По обнаружению его схрона, старосту Струся даже не стронули с места, принадлежавшего по владетельному праву пану Ковальчуку, только подле хлипких дверей вместилища поставлен был генеральным судьей дюжий козак-вартовой, который заметно маялся возложенной на него бездельной обязанностью.
– Может, ему следует ноги переломить, абы не убег никуда, а мне бы выпало другим чем заняться?.. – предложил он нерешительно генеральному судье Петру Тимошенко.
– А чем бы это ты заняться хотел бы? – въедливо поинтересовался судья. – Все совершено уже здесь, делать нечего.
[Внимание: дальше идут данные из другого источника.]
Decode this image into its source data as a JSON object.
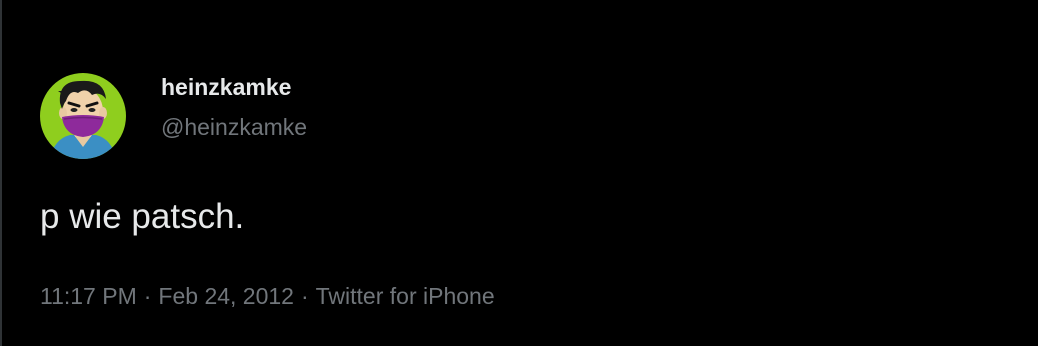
{
  "tweet": {
    "author": {
      "display_name": "heinzkamke",
      "handle": "@heinzkamke",
      "avatar_icon": "cartoon-avatar-masked-face"
    },
    "text": "p wie patsch.",
    "meta": {
      "time": "11:17 PM",
      "separator": "·",
      "date": "Feb 24, 2012",
      "source": "Twitter for iPhone"
    }
  },
  "colors": {
    "background": "#000000",
    "primary_text": "#e7e9ea",
    "secondary_text": "#71767b",
    "avatar_background": "#8fce1e",
    "mask": "#8e2a9b"
  }
}
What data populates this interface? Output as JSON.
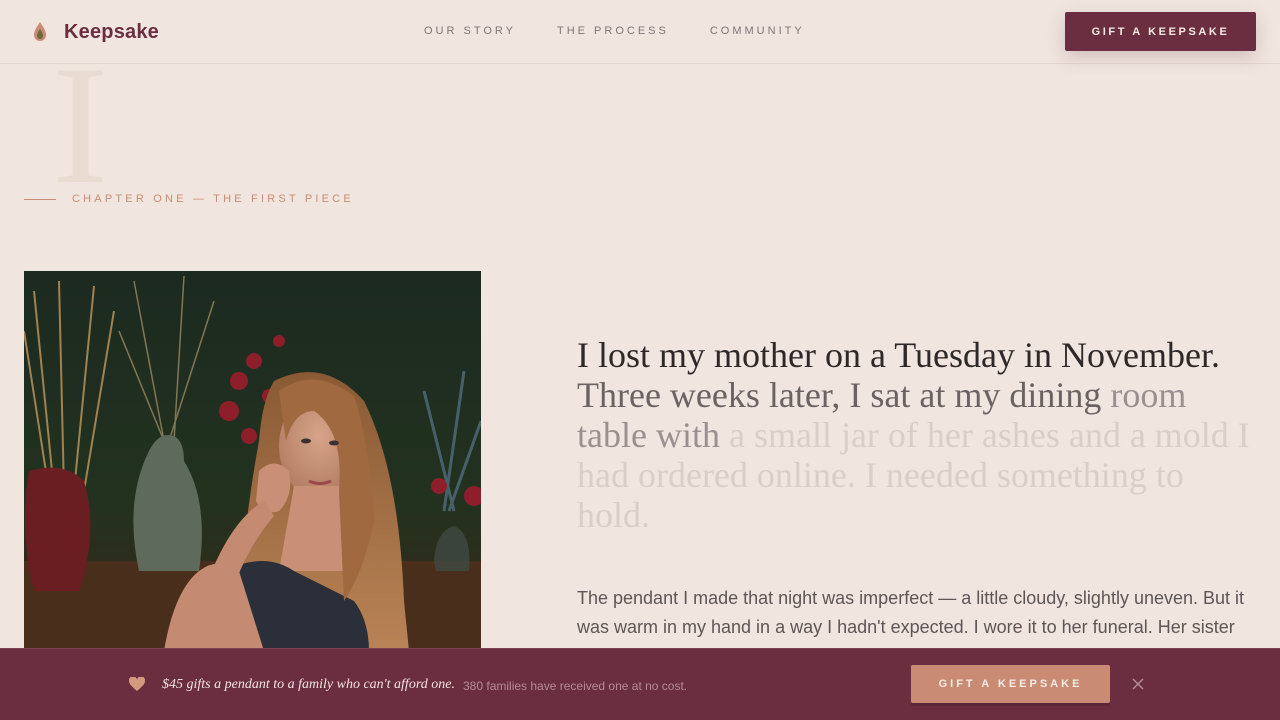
{
  "brand": {
    "name": "Keepsake",
    "logo_icon": "flame-drop-icon"
  },
  "nav": {
    "items": [
      "OUR STORY",
      "THE PROCESS",
      "COMMUNITY"
    ]
  },
  "header": {
    "cta_label": "GIFT A KEEPSAKE"
  },
  "chapter": {
    "dropcap": "I",
    "label": "CHAPTER ONE — THE FIRST PIECE"
  },
  "story": {
    "lead_parts": [
      "I lost my mother on a Tuesday in November.",
      "Three weeks later, I sat at my dining",
      "room table with",
      "a small jar of her ashes and a mold I had ordered online. I needed something to hold."
    ],
    "body": "The pendant I made that night was imperfect — a little cloudy, slightly uneven. But it was warm in my hand in a way I hadn't expected. I wore it to her funeral. Her sister"
  },
  "banner": {
    "icon": "heart-icon",
    "main": "$45 gifts a pendant to a family who can't afford one.",
    "sub": "380 families have received one at no cost.",
    "cta_label": "GIFT A KEEPSAKE",
    "close_icon": "close-icon"
  },
  "colors": {
    "background": "#f0e6df",
    "brand": "#6b2d40",
    "accent": "#c98b73",
    "text": "#2e2828"
  }
}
Разве что пьянствовать?..
– Та нет, пан судья генеральный!.. По правде сказать, поджениться хотелось на вдовичке одной…
– Чешется?
– А шо делать? – козак стыдливо поник буйной главой. – Естество превозмочь не могу. Так шо, сокрушить этому кости ножные?..
– Или голову его многомудрую оторвать ввиду твоей маеты? – продолжил как бы в размышлении Тимошенко. – И пойти с чистой совестью затем свое причинное место чесать о припухлость вдовичкину… Добре службу знаешь, Слимак! – хлопнул козака по плечу. – Да только не бывать тебе осавулом!..
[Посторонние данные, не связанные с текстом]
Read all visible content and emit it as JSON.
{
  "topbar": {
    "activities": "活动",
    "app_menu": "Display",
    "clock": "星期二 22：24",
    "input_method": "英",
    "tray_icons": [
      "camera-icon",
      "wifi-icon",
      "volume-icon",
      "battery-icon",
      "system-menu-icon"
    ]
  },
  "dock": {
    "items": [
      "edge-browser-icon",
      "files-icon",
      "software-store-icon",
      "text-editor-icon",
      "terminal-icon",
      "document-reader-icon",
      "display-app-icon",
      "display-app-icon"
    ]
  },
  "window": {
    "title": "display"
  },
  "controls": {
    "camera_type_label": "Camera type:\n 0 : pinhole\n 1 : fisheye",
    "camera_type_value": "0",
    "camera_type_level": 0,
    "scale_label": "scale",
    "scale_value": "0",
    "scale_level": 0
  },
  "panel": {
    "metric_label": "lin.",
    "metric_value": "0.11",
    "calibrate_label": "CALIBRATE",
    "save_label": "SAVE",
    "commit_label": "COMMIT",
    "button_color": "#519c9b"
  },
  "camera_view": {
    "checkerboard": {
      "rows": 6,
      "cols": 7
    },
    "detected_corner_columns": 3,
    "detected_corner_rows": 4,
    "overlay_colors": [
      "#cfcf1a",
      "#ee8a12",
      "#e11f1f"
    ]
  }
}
Пан Ежи-Юрась слышал все достеменно, и когда вартовой высказал судье столь неожиданное предложение о его ногах, староста внутренне затрепетал. Скорым наплывом вспомнились муки его, когда висел на стене вниз головой, уже прощаясь с жизнью своей, – и он понял отчетливо и непреложно, что готов даже и умереть за целость и славу отчизны, но только бы не быть изувеченным навсегда даже в открытом сражении, не говоря уж о досужей прихоти жеребца-козака с его похотливым разжжением плоти. Староста даже досадливо хмыкнул про себя: вояки, вydło, рsia krew!.. И как это при своевольстве подобном они умудряются являть собой грозную силу, столько лет мутящую Речь Посполитую?.. Эхе-е… Все так, только вот он, староста Струсь, а не это вydło, яко Иов на гноище, претерпевает позор и униженность…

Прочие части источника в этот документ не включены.